WILSON, N.C. (WNCT) — The African American Music Trails is an exploration of the long and rich heritage of African American music in eastern North Carolina, with a goal to raise awareness about the music, musicians and places in the East.
The godfather of the trails, historian and musician Bill Myers, knows the area’s history inside and out.
“We’re trying to help people to remember how the music got started,” said Bill Myers. “There’s so much misinformation on where the music has come from and how it has evolved over the years, and we’d like to set the record straight on this.”
Music’s impact in the eastern part of the state is rich. So rich, that music legends like Bill Myers want to share with those that may not know.
“I didn’t have to read this; I lived this, so I have first-hand knowledge,” said Myers. “This is why this trail has become so important to us that we recognize those pioneers.”

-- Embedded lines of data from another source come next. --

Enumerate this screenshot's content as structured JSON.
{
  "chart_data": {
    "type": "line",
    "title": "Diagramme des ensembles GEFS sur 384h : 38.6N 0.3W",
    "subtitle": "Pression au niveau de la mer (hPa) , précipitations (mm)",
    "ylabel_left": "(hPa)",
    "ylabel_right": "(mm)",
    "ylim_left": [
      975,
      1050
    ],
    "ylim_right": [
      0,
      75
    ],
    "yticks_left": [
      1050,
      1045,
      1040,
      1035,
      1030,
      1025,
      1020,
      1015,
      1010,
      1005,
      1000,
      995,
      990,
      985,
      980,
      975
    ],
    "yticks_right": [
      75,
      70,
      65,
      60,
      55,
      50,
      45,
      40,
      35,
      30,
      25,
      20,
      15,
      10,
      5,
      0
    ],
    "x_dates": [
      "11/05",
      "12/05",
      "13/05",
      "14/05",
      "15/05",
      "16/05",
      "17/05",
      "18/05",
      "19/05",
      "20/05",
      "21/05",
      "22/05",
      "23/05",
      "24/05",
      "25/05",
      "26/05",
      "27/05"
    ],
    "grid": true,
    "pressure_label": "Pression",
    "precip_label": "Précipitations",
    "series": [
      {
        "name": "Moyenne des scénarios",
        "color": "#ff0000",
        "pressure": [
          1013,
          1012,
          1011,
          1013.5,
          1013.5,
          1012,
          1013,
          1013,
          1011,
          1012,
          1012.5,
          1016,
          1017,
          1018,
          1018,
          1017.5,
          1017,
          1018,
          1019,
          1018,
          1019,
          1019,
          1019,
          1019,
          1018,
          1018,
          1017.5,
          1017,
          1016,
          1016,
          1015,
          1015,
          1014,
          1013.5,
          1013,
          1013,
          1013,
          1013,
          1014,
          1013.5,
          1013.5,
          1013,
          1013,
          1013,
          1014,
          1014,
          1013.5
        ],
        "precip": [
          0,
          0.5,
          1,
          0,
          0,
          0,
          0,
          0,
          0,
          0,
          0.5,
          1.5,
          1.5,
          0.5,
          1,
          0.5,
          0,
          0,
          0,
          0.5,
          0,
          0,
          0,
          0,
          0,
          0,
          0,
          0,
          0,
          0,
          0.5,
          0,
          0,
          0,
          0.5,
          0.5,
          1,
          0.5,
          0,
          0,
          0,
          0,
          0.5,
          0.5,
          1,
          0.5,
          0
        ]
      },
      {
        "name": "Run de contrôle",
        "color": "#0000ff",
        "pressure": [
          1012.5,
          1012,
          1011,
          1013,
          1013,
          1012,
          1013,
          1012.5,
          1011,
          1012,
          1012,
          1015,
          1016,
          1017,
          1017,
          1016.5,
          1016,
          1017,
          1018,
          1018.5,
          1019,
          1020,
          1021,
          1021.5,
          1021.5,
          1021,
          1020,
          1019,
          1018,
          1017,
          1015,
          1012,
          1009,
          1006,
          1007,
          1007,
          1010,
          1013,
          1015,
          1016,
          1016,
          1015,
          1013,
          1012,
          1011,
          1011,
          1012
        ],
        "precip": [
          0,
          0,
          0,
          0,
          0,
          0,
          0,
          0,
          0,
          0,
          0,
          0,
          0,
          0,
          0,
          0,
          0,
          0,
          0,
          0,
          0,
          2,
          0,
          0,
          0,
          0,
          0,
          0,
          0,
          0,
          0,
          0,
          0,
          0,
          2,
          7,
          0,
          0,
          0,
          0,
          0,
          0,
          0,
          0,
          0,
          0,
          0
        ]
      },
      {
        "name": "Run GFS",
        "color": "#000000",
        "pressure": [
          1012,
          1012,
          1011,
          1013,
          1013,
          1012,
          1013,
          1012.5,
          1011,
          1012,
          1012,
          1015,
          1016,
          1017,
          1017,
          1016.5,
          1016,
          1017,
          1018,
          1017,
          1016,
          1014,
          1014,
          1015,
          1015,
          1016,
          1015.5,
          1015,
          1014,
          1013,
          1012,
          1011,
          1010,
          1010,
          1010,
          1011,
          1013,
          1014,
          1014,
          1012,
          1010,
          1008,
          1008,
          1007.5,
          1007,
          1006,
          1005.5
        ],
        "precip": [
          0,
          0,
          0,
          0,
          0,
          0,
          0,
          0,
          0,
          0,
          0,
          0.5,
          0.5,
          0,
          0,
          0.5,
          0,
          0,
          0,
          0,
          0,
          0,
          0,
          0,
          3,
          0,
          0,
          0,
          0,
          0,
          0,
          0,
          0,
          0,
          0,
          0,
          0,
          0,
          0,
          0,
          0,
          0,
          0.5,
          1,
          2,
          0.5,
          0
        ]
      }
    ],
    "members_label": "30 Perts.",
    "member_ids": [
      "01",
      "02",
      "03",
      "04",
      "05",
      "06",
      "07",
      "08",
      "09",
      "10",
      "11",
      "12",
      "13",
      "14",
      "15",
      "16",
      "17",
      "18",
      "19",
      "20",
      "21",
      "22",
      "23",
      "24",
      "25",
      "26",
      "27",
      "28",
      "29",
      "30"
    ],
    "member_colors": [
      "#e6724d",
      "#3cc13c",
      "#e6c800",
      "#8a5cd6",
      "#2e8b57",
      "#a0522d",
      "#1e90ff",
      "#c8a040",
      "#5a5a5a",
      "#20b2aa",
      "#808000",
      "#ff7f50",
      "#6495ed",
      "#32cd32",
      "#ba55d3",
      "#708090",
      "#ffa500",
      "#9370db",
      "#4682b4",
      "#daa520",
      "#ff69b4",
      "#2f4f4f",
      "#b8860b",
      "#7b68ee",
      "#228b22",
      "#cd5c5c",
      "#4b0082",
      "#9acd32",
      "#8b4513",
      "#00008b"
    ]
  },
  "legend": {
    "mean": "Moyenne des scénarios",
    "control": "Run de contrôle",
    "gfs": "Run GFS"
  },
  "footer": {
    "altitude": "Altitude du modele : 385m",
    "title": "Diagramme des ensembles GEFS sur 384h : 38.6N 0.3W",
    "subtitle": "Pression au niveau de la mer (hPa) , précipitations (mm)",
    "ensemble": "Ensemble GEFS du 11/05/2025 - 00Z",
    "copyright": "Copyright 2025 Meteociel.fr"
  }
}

While fame may be important for others, it’s the sacrifices Myers and countless other unsung heroes have made to lay down the foundation for the future.
“We don’t want to forget those people that played in the ‘chitlin’ circuit’ and made the 30 cents and had to walk in those kinds of places,” said Myers. “This is for the musicians who didn’t receive the recognition or the fame that these people like Pat Boone and Elvis got.”
Myers began his journey of informing the youth, during his time as a school teacher and principal in Wilson.
“I want people to know the importance of those people that played in those joints before we did, when I couldn’t even go into the hotel,” said Myers.
And even at 85, Myers still hasn’t stopped sticking to his first love.
“Music is my life and I’d be lost without it,” said Myers. “I intend to play music as long as I have some breath, even though now my breath is getting shorter but as long as I can huff and puff and play that’s what I intend to do.”
Myers isn’t the only one to recognize the influence of the historical trails in the east.
Carroll Dashiell is a music professor at East Carolina University who knows about the impact that history can have on the next generation.
“I think it’s very important because it is our heritage and so often we know more about our European brothers and sisters and their heritage which is part of our heritage but we forget about our roots,” said Dashiell.
Dashiell said music has also been important to him personally.
“My music, meaning the music that I play, has provided me with so many opportunities,” said Dashiell. “I’ve had the chance to travel the world many times to interchange musical ideas with so many professional musicians, celebrities and also my wonderful students too.”
One of those cities that’s reaped the benefits is Kinston, home to the Kinston Music Park, which is dedicated to remembering the legends of yesterday and today.
Sandy Patterson is the executive director of Kinston’s Arts Council.
Patterson said the opportunity to learn about the trailblazers in the East is beneficial for everyone.
“The history was being lost in all of the communities so these interviews were very important,” said Patterson. “We can enjoy the music but we can also enjoy the storyboards which gives us at least an encapsulated history of this really significant history here in Lenoir County.
And even with the park, the influence still weighs heavy for the artist of today including recording artist, Lesette Kornegay.
“If you get a chance to walk through the city, walk through the park, you will see different panels of people that have made a mark in history,” said Kornegay. “Those musicians were either from this city or either from the local nearby areas.”
Those nearby areas include Wilson and Kinston, where both Dashiell and Myers have similar philosophies.
“If we don’t have the earlier than we don’t have today,” said Dashiell.
“If you don’t know where you’ve been, you don’t know where you’re going,” said Myers.
And for the godfather of the trails, that’s all that matters.
“We need to be proud of it,” said Myers. “That’s my story and I’m sticking to it.”
The trails are compiled within eight separate counties through the east including; Edgecombe, Greene, Jones, Lenoir, Nash Pitt, Wayne and Wilson counties.
Each summer, different bands throughout North Carolina fill the Kinston park to bring the sounds from yesterday into the present.